The convincing argument that Prusiner was right (for me at least) was PMCA (Protein Misfolding Cyclic Amplification) in which you start with a seed of PrPSc (the misfolded form of the normal prion protein PrPC), incubate it with a 10,000 fold excess of normal PrPC, which is converted by the evil PrPSC to more of itself. Then you sonicate what you’ve got breaking it into small fragments, and continue the process with another 10,000 fold excess of normal PrPC. Repeat this 20 times. This should certainly dilute out any infectious agent along for the ride (no living tissue is involved at any point). You still get PrPSc at the end. For details see Cell vol. 121 pp. 195 – 206 ’05.

Now comes [ Proc. Natl. Acad. Sci. vol. 117 pp. 23815 – 23822 ’20 ] which claims to be able to separate the infectivity of prions from their toxicity. Highly purified mouse prions show no signs of toxicity (neurite fragmentation, dendritic spine density changes) in cell culture, but are still infectious producing disease when injected into another mouse brain.

Even worse treatment of brain homogenates from prion infected mice with sodium laroylsarcosine destroys the toxicity to cultured neurons without reducing infectivity to the next mouse.

So if this paper can be replicated it implies that the prion protein triggers some reaction in the intact brain which then kills the animals.

Manuelidis thought in 2011 that the prion protein is a reaction to infection, and that we haven’t found the culprit. I think the PCMA pretty much destroyed that idea.

So basically we’re almost back to square one with what causes prion disease. Just to keep you thinking. Consider this. We can knock out the prion protein gene in mice. Guess what? The mice are normal. However, injection of the abnormal prion protein (PrPSc) into their brains (which is what researchers do to transmit the disease) doesn’t cause any disease.

Historical notes: I could have gone to Yale Med when Manuelidis was there, but chose Penn instead. According to Science vol. 332 pp. 1024 – 1027 ’11 she was one of 6 women in the class, and married her professor (Manuelidis) aged 48 when she was 24 graduating in 1967. In today’s rather Victorian standards of consent, power differential between teacher and student, that would probably have gotten both of them bounced out.

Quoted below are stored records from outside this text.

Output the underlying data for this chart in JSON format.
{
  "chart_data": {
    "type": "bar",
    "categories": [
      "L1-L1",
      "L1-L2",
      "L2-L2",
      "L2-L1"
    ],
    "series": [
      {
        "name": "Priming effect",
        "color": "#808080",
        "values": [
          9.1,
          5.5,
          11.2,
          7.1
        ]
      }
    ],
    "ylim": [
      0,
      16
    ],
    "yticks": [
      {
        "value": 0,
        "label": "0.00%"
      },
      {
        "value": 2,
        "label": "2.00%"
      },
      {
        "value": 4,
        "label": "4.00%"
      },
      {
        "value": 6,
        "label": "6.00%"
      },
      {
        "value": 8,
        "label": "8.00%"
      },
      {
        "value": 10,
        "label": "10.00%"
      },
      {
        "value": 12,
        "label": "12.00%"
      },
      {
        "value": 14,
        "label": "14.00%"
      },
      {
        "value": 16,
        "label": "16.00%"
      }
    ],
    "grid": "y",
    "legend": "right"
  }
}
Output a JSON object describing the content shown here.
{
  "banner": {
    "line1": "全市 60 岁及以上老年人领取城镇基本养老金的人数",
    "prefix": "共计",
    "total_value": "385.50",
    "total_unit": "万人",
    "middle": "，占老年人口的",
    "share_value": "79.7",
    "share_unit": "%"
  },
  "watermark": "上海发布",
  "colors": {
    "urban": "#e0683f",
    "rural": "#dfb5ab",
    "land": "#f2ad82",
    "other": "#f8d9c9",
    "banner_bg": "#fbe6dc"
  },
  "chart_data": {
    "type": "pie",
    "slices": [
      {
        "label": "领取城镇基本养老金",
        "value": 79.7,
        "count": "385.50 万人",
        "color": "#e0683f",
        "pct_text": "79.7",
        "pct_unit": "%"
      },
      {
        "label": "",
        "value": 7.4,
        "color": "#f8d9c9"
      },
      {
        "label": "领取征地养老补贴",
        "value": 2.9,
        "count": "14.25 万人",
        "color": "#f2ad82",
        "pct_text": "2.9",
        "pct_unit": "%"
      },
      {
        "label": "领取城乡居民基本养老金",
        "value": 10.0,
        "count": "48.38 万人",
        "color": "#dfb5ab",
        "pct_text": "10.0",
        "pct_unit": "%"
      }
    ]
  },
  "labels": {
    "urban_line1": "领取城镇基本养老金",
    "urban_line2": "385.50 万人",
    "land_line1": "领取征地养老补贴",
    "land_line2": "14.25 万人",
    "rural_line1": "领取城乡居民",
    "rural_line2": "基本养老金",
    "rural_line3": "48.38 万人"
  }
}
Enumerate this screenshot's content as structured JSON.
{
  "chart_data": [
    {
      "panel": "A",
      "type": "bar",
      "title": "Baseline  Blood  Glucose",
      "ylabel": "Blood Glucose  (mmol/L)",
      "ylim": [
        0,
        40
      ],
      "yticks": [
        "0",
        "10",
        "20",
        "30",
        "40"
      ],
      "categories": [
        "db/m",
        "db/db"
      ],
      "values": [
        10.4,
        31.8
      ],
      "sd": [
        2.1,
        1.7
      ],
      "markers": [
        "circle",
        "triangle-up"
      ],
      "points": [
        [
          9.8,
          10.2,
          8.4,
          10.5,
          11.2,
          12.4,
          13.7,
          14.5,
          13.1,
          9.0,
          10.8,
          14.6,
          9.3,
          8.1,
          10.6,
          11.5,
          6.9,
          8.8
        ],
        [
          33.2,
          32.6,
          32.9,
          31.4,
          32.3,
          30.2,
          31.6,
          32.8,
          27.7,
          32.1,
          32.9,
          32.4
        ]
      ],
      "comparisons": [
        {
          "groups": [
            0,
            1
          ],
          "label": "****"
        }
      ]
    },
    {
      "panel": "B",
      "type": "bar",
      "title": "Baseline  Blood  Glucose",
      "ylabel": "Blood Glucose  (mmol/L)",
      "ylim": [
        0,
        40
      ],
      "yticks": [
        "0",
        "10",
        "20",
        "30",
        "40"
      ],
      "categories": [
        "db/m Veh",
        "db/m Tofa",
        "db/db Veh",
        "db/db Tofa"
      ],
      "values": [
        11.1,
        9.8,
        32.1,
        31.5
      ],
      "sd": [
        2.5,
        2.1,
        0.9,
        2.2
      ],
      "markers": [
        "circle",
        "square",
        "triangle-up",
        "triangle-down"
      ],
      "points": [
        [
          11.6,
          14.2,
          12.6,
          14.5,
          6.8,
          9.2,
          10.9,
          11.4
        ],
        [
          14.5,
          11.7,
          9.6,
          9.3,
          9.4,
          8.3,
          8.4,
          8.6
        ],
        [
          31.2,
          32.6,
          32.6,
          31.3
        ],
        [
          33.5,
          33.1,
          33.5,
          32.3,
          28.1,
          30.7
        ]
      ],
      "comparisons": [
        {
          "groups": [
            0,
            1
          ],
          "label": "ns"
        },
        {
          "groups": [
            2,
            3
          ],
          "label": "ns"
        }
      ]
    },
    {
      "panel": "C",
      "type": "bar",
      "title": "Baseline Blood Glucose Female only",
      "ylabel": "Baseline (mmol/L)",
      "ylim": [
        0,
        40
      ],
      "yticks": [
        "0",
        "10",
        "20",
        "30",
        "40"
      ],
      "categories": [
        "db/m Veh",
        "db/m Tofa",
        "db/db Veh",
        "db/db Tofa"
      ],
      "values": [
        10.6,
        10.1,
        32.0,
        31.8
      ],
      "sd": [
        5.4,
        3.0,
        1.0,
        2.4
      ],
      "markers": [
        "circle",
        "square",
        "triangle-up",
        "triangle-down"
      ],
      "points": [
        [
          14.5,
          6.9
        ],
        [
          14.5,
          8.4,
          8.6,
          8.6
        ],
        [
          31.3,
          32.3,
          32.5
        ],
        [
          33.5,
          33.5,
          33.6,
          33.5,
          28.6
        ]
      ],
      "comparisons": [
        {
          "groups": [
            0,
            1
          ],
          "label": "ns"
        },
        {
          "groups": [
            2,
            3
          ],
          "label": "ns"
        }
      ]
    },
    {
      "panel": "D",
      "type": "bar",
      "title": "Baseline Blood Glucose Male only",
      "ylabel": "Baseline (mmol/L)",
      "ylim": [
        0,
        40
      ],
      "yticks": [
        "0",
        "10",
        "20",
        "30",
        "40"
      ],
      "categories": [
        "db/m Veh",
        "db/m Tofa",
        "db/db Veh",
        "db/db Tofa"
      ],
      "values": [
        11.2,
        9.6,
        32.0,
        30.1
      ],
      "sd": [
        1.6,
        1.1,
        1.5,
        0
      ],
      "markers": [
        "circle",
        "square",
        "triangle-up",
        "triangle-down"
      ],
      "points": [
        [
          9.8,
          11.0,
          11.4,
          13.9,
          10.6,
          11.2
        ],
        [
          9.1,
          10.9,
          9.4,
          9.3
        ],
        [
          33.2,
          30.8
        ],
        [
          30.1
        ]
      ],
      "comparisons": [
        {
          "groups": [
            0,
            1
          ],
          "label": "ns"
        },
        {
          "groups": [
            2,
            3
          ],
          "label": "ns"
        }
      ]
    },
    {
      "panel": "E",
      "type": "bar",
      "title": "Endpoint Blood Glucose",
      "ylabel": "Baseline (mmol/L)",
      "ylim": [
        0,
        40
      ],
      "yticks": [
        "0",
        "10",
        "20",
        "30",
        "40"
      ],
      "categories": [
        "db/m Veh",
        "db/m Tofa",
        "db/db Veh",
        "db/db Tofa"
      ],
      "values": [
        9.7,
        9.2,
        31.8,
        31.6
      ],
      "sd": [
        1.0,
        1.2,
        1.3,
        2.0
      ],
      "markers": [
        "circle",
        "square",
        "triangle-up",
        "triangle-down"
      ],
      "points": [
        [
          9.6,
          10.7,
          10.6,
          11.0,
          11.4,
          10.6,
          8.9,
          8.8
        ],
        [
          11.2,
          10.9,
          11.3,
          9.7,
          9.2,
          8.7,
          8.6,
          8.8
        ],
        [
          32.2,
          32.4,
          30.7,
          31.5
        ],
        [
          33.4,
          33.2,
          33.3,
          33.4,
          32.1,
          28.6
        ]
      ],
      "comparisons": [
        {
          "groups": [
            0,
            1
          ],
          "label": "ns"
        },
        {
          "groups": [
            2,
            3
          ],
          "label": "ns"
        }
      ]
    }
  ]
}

So I went to Penn Med. graduating in ’66. Prusiner graduated in ’68. He and I were in the same medical fraternity (Nu Sigma Nu). Don’t think animal house, medical fraternities were a place to get some decent food, play a piano shaped object and very occasionally party. It’s very likely that we shared a meal, but I have no recollection.

Graduating along with me was another Nobel Laureate to be — Mike Brown, he of the statins. Obviously a smart guy, but he didn’t seem outrageously smarter than the rest of us.